I'm attaching a patch to solve the issue, which ensures that the base version is registered for the "" version.
*** Bug 12262 has been marked as a duplicate of this bug. ***
Created attachment 5138 [details]
Patch to solve the problem above
Thanks for the patch. I've been troubled by this for a while, because defining a symbol in the base version doesn't reliably cause the glibc dynamic linker to select it when linking against a symbol with no version information. This thread has some more information: http://sourceforge.net/mailarchive/forum.php?thread_name=m3wrq48tso.fsf%40pepe.airs.com&forum_name=fuse-devel
I'm not sure what the right choice is here.
Whether there is or not a bug in the glibc loader, is not something that should matter here, IMHO.
We have a documented use case that, ELF side, works exactly as intended, and a software that tries to use the documented syntax but fails. We also have Chrom(e|ium)OS going toward a hack (creating an UNVERSIONED version to attach to those symbols) just to be able to compile it.

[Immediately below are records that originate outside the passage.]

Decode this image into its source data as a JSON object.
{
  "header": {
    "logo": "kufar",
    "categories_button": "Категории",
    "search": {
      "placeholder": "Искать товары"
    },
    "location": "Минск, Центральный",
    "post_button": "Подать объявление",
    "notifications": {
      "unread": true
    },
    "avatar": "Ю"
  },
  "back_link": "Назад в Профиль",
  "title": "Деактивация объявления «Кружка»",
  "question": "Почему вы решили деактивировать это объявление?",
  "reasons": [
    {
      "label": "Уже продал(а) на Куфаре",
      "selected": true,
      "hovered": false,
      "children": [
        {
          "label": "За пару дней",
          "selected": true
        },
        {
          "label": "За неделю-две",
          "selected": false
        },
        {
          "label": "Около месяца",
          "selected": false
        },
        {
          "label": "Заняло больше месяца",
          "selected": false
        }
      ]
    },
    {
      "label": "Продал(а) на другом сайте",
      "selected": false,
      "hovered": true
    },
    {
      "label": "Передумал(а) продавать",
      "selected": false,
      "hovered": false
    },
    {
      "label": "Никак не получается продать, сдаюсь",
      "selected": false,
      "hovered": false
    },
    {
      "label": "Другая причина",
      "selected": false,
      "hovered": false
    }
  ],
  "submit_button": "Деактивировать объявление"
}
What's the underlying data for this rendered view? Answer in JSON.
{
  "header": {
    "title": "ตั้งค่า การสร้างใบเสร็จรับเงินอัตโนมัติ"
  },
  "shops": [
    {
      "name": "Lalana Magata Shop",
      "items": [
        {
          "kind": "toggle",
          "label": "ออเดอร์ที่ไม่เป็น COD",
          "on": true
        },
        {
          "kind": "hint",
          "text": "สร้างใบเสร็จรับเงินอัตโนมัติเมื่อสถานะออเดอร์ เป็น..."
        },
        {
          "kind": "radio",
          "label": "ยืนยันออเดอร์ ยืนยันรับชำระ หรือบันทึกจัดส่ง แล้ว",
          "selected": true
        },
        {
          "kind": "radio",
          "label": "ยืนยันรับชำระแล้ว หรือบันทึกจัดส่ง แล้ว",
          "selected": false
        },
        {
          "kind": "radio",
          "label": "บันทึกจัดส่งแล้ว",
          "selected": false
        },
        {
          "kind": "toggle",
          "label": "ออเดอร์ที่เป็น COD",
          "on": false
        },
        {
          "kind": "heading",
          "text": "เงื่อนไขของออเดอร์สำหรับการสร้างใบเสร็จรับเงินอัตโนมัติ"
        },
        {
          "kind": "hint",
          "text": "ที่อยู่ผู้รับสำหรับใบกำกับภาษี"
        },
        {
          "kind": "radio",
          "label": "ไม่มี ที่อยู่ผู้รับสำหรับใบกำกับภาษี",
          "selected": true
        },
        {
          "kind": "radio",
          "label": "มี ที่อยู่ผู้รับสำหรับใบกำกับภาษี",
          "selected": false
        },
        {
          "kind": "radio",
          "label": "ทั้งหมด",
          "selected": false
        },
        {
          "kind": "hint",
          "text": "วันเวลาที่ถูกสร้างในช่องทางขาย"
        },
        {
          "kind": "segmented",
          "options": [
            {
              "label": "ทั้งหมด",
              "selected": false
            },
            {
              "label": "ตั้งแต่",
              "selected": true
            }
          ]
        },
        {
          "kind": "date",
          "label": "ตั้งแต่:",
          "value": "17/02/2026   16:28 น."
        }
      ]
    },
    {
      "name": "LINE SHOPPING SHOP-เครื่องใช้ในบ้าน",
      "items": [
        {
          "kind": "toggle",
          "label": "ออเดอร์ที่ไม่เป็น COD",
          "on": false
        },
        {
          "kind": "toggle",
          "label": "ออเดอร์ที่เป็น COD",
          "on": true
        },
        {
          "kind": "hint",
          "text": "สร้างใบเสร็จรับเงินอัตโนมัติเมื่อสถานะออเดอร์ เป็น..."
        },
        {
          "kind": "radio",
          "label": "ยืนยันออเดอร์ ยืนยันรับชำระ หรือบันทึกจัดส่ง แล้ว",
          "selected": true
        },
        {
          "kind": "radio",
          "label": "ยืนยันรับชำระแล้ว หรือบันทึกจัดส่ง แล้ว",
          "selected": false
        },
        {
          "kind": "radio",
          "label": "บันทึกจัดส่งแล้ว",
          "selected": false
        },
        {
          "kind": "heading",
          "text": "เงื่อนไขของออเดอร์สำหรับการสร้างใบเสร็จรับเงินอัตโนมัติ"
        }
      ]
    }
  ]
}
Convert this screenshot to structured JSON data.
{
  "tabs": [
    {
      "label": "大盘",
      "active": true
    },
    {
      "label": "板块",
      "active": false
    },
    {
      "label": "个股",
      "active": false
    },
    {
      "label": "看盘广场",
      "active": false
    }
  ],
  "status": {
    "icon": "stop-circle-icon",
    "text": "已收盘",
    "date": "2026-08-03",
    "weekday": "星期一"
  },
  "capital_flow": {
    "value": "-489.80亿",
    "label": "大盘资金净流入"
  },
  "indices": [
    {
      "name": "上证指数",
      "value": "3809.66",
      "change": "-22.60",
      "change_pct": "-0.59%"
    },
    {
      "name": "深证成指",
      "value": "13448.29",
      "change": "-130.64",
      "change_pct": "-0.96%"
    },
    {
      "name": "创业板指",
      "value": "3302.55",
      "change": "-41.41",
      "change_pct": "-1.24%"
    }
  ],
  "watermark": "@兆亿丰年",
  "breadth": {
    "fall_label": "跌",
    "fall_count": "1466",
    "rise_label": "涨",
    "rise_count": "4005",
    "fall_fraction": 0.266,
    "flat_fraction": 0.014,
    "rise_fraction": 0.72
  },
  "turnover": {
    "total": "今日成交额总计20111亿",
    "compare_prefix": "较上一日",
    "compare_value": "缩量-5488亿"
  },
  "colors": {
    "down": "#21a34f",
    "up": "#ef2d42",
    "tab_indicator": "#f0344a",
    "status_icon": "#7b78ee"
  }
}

From my point of view, the right choice on the link editor side is to emit the correct ELF file (rather than stop on a corner case), and then report/track down the issue on ld.so side to ensure that it links as intended. This avoids having nasty hacks in place for fuse, and behaves as the documentation says it should.
This seems reasonable to me. The FUSE developers are unwilling to accept our workaround patch meaning we (ChromiumOS) are currently forced to maintain a local patch or use GNU ld.
Could we have an update on this? It would be nice to be able to push this patch.
The key question here is what the glibc developers believe the correct behaviour should be. If glibc is currently acting as intended, then GNU ld should change (and fuse should change too). If glibc is in error, then gold should change to match the GNU ld behaviour. Right now, as far as I can tell, gold is protecting people from relying on unpredictable glibc behaviour.
I raised the issue on the libc-alpha mailing list:
No response on libc mailing list. Filed a bug report: http://sourceware.org/bugzilla/show_bug.cgi?id=12977
Fixed by PR 18703. Gold will accept the base version definition, but the issue Ian raised with glibc is still open.